The ILS fundraising scene has shifted a gear in Q4, with additions to cat bond and private ILS strategies coming from new and existing investors, and allocators returning to the space after exiting post-2017, according to sources.
More managers have raised funds than not, sources suggest, although some of the additional assets under management are retained earnings, chalked up as a win, particularly where allocators had neared or surpassed caps on their ILS percentage.
In other cases, profits have been taken off the table, with sources indicating this has helped to demonstrate the value of ILS to investment committees.
New investments have been balanced to an extent by exits though, as opportunistic capital that entered post-Ian for a short-term play exited ahead of anticipated rate softening.

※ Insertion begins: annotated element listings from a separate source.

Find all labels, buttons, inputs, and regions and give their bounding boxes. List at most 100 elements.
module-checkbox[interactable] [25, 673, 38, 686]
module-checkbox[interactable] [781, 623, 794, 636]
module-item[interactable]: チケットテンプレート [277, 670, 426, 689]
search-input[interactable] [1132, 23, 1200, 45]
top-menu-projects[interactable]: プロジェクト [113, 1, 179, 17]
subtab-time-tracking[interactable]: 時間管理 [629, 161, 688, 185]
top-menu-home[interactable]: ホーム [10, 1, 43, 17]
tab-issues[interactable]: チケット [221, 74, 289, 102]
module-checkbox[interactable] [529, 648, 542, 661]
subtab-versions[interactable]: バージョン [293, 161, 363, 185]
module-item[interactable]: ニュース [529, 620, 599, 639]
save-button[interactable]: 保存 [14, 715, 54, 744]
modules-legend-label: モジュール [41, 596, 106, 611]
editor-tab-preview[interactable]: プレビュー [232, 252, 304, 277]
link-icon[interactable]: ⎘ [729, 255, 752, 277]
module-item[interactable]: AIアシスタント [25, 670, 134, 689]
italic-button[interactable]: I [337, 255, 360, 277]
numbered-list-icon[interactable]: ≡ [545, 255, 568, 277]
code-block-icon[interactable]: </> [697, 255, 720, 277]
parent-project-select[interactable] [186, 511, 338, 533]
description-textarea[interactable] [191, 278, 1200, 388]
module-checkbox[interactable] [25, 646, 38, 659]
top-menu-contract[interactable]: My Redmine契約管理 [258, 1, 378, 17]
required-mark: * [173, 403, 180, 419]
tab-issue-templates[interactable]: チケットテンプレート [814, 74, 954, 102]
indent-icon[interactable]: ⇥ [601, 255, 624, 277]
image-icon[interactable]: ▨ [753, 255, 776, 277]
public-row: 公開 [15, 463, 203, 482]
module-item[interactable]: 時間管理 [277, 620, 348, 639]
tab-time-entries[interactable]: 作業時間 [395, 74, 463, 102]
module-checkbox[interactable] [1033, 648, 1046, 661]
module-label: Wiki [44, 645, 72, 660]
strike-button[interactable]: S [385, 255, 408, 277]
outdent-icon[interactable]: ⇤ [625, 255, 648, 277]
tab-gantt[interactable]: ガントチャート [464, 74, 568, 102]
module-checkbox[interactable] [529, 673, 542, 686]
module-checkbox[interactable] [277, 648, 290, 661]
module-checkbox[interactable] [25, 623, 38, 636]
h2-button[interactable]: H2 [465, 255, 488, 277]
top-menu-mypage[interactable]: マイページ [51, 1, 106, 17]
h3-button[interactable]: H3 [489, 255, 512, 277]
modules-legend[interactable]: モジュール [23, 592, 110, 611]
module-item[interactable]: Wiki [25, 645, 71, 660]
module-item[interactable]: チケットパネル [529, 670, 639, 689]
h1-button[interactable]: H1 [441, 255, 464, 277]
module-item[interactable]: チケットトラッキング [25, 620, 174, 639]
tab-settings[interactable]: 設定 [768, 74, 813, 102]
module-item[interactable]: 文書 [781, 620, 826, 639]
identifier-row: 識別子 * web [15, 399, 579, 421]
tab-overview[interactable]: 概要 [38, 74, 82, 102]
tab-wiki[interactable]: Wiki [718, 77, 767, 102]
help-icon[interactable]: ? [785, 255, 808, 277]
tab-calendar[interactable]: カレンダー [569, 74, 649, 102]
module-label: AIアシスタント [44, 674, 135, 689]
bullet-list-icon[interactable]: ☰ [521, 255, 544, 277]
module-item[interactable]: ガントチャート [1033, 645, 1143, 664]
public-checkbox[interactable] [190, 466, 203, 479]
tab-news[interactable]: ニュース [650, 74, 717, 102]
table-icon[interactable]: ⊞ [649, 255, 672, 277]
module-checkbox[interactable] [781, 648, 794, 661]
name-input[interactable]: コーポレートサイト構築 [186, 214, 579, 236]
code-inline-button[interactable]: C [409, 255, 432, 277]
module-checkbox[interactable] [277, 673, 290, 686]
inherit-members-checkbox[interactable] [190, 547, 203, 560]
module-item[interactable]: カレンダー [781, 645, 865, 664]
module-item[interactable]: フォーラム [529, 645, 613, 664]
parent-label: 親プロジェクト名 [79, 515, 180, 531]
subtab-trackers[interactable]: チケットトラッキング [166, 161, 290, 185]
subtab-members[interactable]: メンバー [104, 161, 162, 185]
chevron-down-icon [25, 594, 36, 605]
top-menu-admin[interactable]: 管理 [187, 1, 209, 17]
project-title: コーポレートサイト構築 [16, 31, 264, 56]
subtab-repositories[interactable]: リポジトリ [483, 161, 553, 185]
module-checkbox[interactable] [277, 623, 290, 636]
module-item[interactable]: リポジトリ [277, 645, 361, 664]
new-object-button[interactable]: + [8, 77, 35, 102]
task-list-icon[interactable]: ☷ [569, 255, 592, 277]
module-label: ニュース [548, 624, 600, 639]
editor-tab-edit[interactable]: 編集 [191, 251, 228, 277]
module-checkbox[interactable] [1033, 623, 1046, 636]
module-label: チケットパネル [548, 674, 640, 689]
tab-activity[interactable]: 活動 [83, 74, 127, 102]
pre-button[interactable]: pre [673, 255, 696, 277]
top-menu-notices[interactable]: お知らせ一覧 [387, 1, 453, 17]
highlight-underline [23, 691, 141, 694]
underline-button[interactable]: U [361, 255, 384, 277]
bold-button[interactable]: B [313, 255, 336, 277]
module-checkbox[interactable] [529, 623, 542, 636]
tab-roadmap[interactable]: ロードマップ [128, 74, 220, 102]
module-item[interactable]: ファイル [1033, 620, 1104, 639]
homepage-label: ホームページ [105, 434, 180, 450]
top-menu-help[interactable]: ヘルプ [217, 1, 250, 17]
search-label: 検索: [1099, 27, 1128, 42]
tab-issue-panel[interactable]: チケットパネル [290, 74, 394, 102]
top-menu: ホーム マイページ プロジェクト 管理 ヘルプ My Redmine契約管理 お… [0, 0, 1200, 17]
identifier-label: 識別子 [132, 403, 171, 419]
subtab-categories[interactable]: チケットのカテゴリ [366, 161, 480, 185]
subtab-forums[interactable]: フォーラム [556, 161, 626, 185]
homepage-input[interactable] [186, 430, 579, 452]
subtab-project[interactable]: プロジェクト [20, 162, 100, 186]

Sidecars are also attracting more attention from managers and end-allocators, particularly as cat bond spreads continue to fall from their post-Ian peaks, although total investor numbers in this segment have stayed flat.
Returns fuelling investor confidence
The gear change is results-driven, with investor confidence buoyed by returns remaining strong even as 2024 brought two major landfalling hurricanes in Helene and Milton, severe convective storm losses in the US Midwest and further bouts of flooding in Europe.
The increase in attachment points across insurance and reinsurance markets post-Ian helped to keep nat cat loss impacts to a minimum, and the shift is helping to sustain a rebuild of investor confidence.
Underperformers were those who had written outsized shares of, for instance, central European flood-related risks, or “very directional” US wind plays, said a source.
Low-attaching aggregate deals are said to be most impacted by Helene and Milton, with an element of capital trapping going into 2025 and more clarity on losses expected in Q1.
Indications on full-year results are that they have been “really impressive across the board,” according to one source.
Canvassing multiple sources suggested returns of 11%-14% in cat bond funds.
The general range of returns for reinsurance quota shares is 20%-40%, with a few sidecar performances coming in higher.
“A generic, all-risk sidecar deal should come in somewhere around the low 20s,” said a source.
They added that many of today’s deals are more nuanced and tailored than this, and that annual returns encapsulate multiple aspects of a deal’s structure.
“Specific risk-return profiles merit different costs. Different performances merit different fee structures,” they noted.
Mid-to-higher-risk private collateralised re property cat contracts are returning a ballpark 15%-17%, and retro is providing high-teens-to-low-20s returns, sources said.
The performance across the sector tells a strong story on relative value. The benchmark BoA BB US High Yield bond index returns are running at about 7% this year.
Investor base rotation
Strong performance has positioned the industry for growth, with an active rotation of the investor base occurring, according to sources.
Opportunistic investors who entered to take advantage of market dislocation in early 2023 are now leaving the space.
Meanwhile, sources noted that several investors who redeemed their positions after taking losses in 2017-2021 are taking a fresh look at ILS, with several of these understood to have re-entered with fresh allocations to the space.
There are also new-to-ILS investors, mostly allocating to cat bonds, and existing investors in some instances re-allocating from bonds to private ILS or making additions to private ILS.
“Investors who can afford to sacrifice some liquidity may look at private reinsurance for a higher risk-adjusted return,” a source said.
Sources anticipate growth in private ILS through 2025, with $120bn-$130bn of total ILS capital “not out of the question”, according to one commenter.
This would be an uplift in the range of 9%-18% from $110bn currently, according to figures from Aon Securities.
Capital inflows and rate outlook
That said, with $4.2bn of cat bond maturities due in Q1 and $4.9bn in Q2, according to data tracked by Insurance Insider ILS, in addition to retained earnings, the cat bond market is poised to be flushed with capital.
There is also fresh capital in reinsurance in the form of the $650mn raise by start-up Mereo, and in retro, $300mn-$500mn for ILS start-up Perren Re.
A combination of retained earnings, bond maturities and new capital in the segment all points to reinsurance rates declining, although not as much as was thought likely in early September, before hurricanes Helene and Milton.
“If rates come off by 5% or 10%, we are still in an environment that’s probably second, third or fourth highest risk-adjusted reinsurance pricing environment ever,” said a source.
They added that end-investors are more focused on terms and conditions – attachment points, ceding commissions and fee structures – rather than rate, with headline rates not impacting on capital raising all that much.